Network Security Specialist
Candescent · Atlanta, GA · 2 wk ago
Information TechnologyFull-time
Key Responsibilities and Deliverables
- Define and execute Candescent’s network security strategy aligned to business objectives, risk posture, and Zero Trust principles.
- Serve as the subject-matter expert for network security architecture, providing guidance to leadership, engineering, infrastructure, and product teams.
- Evaluate emerging technologies and regulatory requirements, ensuring Candescent’s network defenses remain current and aligned with leading practices.
- Architect, implement, and maintain network security technologies across cloud, data center, and branch environments—including NGFW, segmentation, VPN/ZTNA, DNS security, WAF, and DDoS protection.
- Oversee firewall policy lifecycle management, ensuring consistent, scalable, and auditable deployment of rules and objects.
- Lead secure connectivity initiatives supporting cloud adoption, SD-WAN evolution, Zero Trust access patterns, and encrypted traffic inspection capabilities.
- Partner with DevOps/Platform teams to integrate network security into CI/CD pipelines, automation frameworks, and infrastructure provisioning.
- Ensure resiliency through documented recovery procedures, redundancy planning, and continuous performance tuning.
Governance, Compliance & Assurance
- Maintain alignment with PCI, SOC 2, GLBA, and internal security standards.
- Develop and maintain documentation including network security standards, runbooks, diagrams, and technical reference architectures.
- Support internal/external audits and risk assessments, providing evidence and remediation plans as required.
Team Leadership & Cross-Functional Collaboration
- Lead, mentor, and develop a high-performing team of network security engineers.
- Oversee workload planning, technical decision-making, and escalations for incidents and complex engineering challenges.
- Foster strong partnerships with Infrastructure, Cloud Engineering, Security Operations, Application Security, and Product teams.
- Champion a culture of secure-by-design engineering and continuous improvement.

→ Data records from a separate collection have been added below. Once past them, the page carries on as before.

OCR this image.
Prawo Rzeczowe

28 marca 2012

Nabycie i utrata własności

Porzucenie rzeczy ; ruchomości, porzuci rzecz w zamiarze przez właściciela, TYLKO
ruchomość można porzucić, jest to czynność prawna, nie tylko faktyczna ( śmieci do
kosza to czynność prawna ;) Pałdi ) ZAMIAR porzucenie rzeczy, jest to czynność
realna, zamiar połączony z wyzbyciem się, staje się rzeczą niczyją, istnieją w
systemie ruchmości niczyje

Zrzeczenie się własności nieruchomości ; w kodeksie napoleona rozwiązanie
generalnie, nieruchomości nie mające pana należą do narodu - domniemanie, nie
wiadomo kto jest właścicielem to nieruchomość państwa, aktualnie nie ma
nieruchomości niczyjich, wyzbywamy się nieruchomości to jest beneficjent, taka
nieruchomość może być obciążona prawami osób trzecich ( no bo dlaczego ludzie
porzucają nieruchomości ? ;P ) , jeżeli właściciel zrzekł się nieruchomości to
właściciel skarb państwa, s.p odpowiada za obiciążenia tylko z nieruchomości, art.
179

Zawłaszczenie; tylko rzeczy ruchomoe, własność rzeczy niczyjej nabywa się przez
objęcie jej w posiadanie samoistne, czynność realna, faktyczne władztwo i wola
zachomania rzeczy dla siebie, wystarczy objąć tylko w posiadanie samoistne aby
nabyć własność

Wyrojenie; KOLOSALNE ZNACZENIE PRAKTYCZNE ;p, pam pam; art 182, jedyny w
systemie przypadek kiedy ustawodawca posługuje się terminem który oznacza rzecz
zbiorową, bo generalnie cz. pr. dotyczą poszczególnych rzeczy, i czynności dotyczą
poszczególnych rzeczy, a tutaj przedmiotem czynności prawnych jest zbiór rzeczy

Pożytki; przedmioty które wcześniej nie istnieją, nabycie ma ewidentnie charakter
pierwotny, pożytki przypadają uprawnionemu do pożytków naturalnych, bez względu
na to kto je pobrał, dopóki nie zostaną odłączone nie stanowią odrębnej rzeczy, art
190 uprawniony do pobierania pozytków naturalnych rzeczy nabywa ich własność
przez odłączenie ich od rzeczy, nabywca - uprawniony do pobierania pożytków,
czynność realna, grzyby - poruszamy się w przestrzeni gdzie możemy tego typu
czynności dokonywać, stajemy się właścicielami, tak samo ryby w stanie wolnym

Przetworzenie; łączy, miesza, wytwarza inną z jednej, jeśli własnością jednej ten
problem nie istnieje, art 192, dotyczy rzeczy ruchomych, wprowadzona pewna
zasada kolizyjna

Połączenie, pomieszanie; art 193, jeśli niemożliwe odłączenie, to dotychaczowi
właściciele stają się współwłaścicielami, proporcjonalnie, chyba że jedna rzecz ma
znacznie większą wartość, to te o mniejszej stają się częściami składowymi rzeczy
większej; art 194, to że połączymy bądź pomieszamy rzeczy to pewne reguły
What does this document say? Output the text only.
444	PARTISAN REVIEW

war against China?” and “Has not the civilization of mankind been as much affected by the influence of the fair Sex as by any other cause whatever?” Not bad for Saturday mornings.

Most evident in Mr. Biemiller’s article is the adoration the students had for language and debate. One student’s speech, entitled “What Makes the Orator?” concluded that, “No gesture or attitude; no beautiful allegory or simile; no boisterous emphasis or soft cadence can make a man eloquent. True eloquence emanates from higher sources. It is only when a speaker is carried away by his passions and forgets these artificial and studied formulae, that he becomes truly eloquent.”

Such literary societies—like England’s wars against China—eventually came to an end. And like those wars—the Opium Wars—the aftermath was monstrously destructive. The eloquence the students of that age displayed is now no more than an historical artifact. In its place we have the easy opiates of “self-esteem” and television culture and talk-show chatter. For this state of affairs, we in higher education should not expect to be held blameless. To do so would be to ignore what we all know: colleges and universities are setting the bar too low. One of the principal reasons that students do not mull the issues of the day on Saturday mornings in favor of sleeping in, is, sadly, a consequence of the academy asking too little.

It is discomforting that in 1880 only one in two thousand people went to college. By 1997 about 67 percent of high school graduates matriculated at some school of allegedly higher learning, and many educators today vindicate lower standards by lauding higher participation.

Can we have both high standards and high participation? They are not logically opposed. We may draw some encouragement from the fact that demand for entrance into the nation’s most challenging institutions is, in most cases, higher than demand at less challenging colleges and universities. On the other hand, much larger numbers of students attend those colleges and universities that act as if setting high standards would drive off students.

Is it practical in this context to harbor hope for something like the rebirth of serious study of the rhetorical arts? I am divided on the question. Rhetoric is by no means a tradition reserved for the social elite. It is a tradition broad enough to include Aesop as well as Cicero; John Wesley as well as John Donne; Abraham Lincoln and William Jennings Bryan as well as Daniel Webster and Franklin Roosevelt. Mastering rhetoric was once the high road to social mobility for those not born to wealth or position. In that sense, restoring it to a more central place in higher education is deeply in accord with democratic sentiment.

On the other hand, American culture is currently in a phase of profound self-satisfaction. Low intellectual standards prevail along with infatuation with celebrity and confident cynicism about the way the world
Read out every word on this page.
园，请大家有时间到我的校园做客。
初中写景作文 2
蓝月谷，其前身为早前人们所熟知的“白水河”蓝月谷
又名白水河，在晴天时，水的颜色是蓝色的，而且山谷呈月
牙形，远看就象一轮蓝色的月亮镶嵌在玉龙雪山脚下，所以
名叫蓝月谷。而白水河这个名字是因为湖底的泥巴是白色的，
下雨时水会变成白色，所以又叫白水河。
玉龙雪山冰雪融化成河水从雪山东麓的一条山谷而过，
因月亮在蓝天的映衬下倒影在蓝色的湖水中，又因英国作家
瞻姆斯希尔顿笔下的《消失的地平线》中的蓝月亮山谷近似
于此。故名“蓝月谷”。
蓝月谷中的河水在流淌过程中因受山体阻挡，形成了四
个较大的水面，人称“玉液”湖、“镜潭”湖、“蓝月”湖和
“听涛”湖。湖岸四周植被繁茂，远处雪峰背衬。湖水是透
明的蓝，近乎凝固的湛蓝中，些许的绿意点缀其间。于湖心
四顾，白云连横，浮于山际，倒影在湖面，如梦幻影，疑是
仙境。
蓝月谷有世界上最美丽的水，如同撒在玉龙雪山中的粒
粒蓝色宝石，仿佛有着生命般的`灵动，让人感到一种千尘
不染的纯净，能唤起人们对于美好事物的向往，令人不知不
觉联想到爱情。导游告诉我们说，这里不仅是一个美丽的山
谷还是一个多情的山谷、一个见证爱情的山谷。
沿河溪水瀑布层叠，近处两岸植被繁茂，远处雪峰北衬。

Qualifications And Experience
- 8+ years of experience in network security engineering, with at least 3 years in a lead or senior technical role.
- Hands-on expertise with enterprise-grade firewall platforms, secure network architecture, segmentation, and threat prevention services.
- Strong experience securing hybrid architectures (cloud, data center, branch) and implementing ZTNA or Zero Trust-aligned controls.
- Advanced understanding of TCP/IP, routing, VPN technologies, DNS security, and encrypted traffic inspection.
- Experience with infrastructure-as-code practices (Terraform, CloudFormation), network automation, and CI/CD integration.
- Strong analytical, communication, and incident leadership skills.
Preferred Distinctions
- Experience in financial services or other regulated industries.
- Certifications such as CISSP, CCSP, PCNSE, NSE7, AWS/Azure/GCP architectures, or equivalent.
- Familiarity with container networking, service mesh architectures, and secure API connectivity.